Figure 168 Code flow diagram for the bufferrelated operations of blockwritefullpage

The writeback process is split into several parts, each of which repeatedly iterates over the singly linked list of buffers attached to a page.

As usual, it is first necessary to check that buffers are actually attached to the page — this cannot be taken for granted. As when a page is read, page_has_buffers is invoked to check whether buffers are present. If not, they are created using create_empty_buffers.

The kernel then iterates a total of three times over the list of buffers, as shown in the code flow diagram:

1. The purpose of the first iteration is to create a mapping between the buffer and the block device for all unmapped but dirty buffers. The function held in the get_block function pointer is invoked to find the matching block of the block device for the buffer.
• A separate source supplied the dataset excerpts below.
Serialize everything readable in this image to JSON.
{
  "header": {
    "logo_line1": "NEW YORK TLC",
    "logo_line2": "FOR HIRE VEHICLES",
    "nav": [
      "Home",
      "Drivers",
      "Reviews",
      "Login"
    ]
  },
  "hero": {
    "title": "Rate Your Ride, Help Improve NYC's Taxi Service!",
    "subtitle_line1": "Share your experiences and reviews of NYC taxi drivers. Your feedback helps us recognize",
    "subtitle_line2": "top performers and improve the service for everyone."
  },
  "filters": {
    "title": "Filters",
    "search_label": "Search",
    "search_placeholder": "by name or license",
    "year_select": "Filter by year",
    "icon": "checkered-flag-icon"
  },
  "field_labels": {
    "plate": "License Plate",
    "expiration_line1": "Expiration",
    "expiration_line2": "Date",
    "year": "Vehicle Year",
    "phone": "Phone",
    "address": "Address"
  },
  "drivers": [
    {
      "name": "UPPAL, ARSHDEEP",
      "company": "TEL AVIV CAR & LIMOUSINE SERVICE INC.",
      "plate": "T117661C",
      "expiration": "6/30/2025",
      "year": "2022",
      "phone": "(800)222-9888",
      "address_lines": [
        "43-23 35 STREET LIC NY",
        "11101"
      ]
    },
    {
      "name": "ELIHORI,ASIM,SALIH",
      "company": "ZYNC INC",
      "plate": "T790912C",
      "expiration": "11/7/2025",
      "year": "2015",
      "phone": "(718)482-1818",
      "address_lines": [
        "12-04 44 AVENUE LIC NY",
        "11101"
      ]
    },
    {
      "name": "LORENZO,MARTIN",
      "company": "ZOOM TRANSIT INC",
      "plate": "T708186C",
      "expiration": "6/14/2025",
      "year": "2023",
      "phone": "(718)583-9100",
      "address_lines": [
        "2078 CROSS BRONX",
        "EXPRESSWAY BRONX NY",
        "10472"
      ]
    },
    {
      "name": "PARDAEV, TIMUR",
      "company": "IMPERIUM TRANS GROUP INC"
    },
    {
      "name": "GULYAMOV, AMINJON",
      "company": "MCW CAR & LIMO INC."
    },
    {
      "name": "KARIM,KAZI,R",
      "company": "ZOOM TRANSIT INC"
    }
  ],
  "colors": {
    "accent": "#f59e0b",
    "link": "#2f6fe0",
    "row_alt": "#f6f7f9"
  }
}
2. In the second iteration, all dirty buffers are filtered out; this can be checked by test_clear_buffer_dirty — if the flag was set, it is deleted when the function is invoked because the buffer contents are due to be written back immedi-ately.13 mark_buffer_async_write sets the BH_Async_Write state bit and assigns end_buffer_async_write as the BIO completion handler to b_end_io.

At the end of this iteration, set_page_writeback sets the PG_writeback flag for the full page.

3. In the third and final iteration, all buffers marked with BH_Async_Write in the previous pass are forwarded to the block layer that performs the actual write operation by invoking submit_bh, which submits a corresponding request to the block layer (by means of BIOs; see Chapter 6).

When the write operation for a buffer terminates, end_buffer_async_write is invoked automatically to check whether this also applies for all other buffers of the page. If so, all processes that are sleeping on the queue associated with the page and that are waiting for this event are woken.